Nessa briga do rochedo contra o mar que caracteriza a relação do Congresso com o governo Jair Bolsonaro, o esvaziamento do chamado Centrão com a saída de quatro partidos (MDB, DEM, PROS e PTB) do bloco que reunia nove legendas é mero detalhe. Tem valor mais simbólico que real porque a situação formal nunca correspondeu à prática na contabilidade de votos favoráveis aos intentos do Palácio do Planalto.
O enorme destaque dado no noticiário político decorre de dois fatores: o interesse de democratas e emedebistas em valorizar o gesto e o uso de um critério de avaliação cuja validade se perdeu na atipicidade desta legislatura. O Executivo nunca teve tão pouca influência nos trabalhos do Parlamento, que por sua vez nunca atuou com tanta autonomia desde a Constituinte. Lá se vão mais de três décadas dedicadas à subserviência em maior ou menor grau, variações entre boas e más intenções, a depender do ocupante da chefia da nação.
O alvoroço partiu do princípio de que o governo contava com o apoio consistente daqueles 200 e tantos deputados e que agora se bandearam para a oposição, explodindo a base congressual. Ora, para isso ter acontecido seria necessário que o presidente em algum momento tivesse tido uma base de apoio. Não teve, não tem, nem terá.
Por isso perdeu e continuará perdendo incontáveis batalhas, assistindo a derrubadas de quantos vetos o Congresso quiser derrubar. Algo inimaginável tempos atrás, quando o habitual era o adormecimento de vetos presidenciais nas gavetas do Parlamento. Houve época em que se acumularam mais de 2 000. Mas isso aconteceu quando o Legislativo atuou como puxadinho do Planalto. Não é o caso agora.
“O esvaziamento do Centrão não altera a situação do Executivo, que continuará sem grande ascendência sobre o Legislativo”
Temos um governo fraco, desarticulado e sem projeto. Nessas condições, o resultado é um Congresso forte. É uma regra de ouro na dinâmica do equilíbrio entre os poderes, seguida de maneira especialmente acentuada neste governo devido a características do presidente, mas também dos meios e modos adotados por ele.

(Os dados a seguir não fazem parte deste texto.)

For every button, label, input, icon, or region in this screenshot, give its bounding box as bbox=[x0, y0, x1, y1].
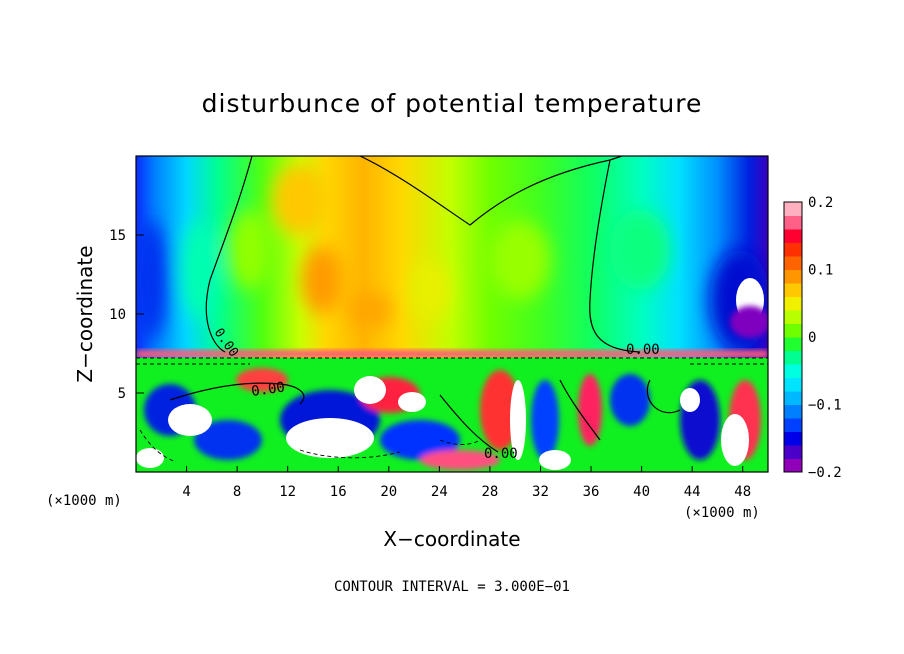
x-unit-left: (×1000 m) bbox=[46, 493, 122, 509]
colorbar-swatch bbox=[784, 350, 802, 365]
colorbar-swatch bbox=[784, 269, 802, 284]
x-tick-label: 44 bbox=[684, 484, 701, 500]
contour-label: 0.00 bbox=[484, 446, 518, 462]
chart-title: disturbunce of potential temperature bbox=[202, 89, 703, 118]
colorbar-swatch bbox=[784, 229, 802, 243]
contour-lines bbox=[169, 156, 681, 453]
contour-interval-note: CONTOUR INTERVAL = 3.000E−01 bbox=[334, 579, 570, 595]
y-axis-label: Z−coordinate bbox=[73, 245, 97, 382]
x-tick-label: 16 bbox=[330, 484, 347, 500]
colorbar-swatch bbox=[784, 418, 802, 432]
inversion-band bbox=[136, 350, 768, 358]
x-tick-label: 36 bbox=[583, 484, 600, 500]
x-tick-label: 28 bbox=[481, 484, 498, 500]
colorbar-swatch bbox=[784, 256, 802, 270]
colorbar-tick-label: 0 bbox=[808, 330, 816, 346]
colorbar-tick-label: 0.1 bbox=[808, 263, 833, 279]
y-tick-label: 15 bbox=[109, 228, 126, 244]
y-axis: 5 10 15 bbox=[109, 228, 144, 402]
dashed-contours bbox=[136, 357, 768, 463]
x-tick-label: 24 bbox=[431, 484, 448, 500]
colorbar-swatch bbox=[784, 391, 802, 405]
colorbar-swatch bbox=[784, 242, 802, 257]
x-tick-label: 12 bbox=[279, 484, 296, 500]
contour-label: 0.00 bbox=[626, 342, 660, 358]
colorbar-swatch bbox=[784, 323, 802, 338]
x-tick-label: 48 bbox=[734, 484, 751, 500]
x-axis: 4 8 12 16 20 24 28 32 36 40 44 48 bbox=[182, 466, 751, 500]
colorbar-frame bbox=[783, 201, 803, 473]
colorbar-swatch bbox=[784, 215, 802, 230]
y-tick-label: 5 bbox=[118, 386, 126, 402]
colorbar-swatch bbox=[784, 296, 802, 311]
plot-area: 0.00 0.00 0.00 0.00 bbox=[136, 156, 768, 472]
colorbar-swatch bbox=[784, 404, 802, 419]
x-tick-label: 20 bbox=[380, 484, 397, 500]
y-tick-label: 10 bbox=[109, 307, 126, 323]
colorbar-swatch bbox=[784, 202, 802, 216]
colorbar-swatch bbox=[784, 445, 802, 459]
x-unit-right: (×1000 m) bbox=[684, 505, 760, 521]
x-tick-label: 32 bbox=[532, 484, 549, 500]
colorbar-swatch bbox=[784, 283, 802, 297]
x-tick-label: 8 bbox=[233, 484, 241, 500]
colorbar-swatch bbox=[784, 458, 802, 473]
colorbar-swatch bbox=[784, 377, 802, 392]
colorbar-swatch bbox=[784, 310, 802, 324]
colorbar-tick-label: −0.1 bbox=[808, 398, 842, 414]
colorbar-tick-label: −0.2 bbox=[808, 465, 842, 481]
x-tick-label: 40 bbox=[633, 484, 650, 500]
colorbar-swatch bbox=[784, 431, 802, 446]
colorbar-tick-label: 0.2 bbox=[808, 195, 833, 211]
colorbar-swatch bbox=[784, 337, 802, 351]
x-axis-label: X−coordinate bbox=[383, 527, 520, 551]
contour-label: 0.00 bbox=[250, 379, 286, 400]
white-extrema bbox=[136, 376, 749, 470]
x-tick-label: 4 bbox=[182, 484, 190, 500]
colorbar-swatch bbox=[784, 364, 802, 378]
colorbar: 0.2 0.1 0 −0.1 −0.2 bbox=[783, 195, 842, 481]
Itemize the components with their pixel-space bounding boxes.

Um sistema todo errático, cujo ponto de partida foi a opção de se apresentar ao eleitorado e depois aos governados como contraponto ao Congresso. Nessa versão lá seria o reino dos vícios e ele o rei de todas as virtudes. Firmou-se a lógica do atrito.
Ativista do baixo clero, Bolsonaro escolheu líderes inexperientes e desprovidos de representação (à sua imagem e semelhança) no Legislativo e pôs na articulação política do Palácio um general estranho ao ramo. Não aprendeu como as coisas funcionam no universo dos cardeais e por isso leva deles um baile atrás do outro.
Tentou escantear Rodrigo Maia, deu-se mal; acreditou na lenda da negociação de cargos, levou uma invertida. Vai se sair ainda pior se quiser eleger o próximo presidente da Câmara. Quem quer que seja, a Casa não abrirá mão do protagonismo experimentado, levando na coleira um presidente desarticulado e sem projeto. Como Suas Excelências gostam.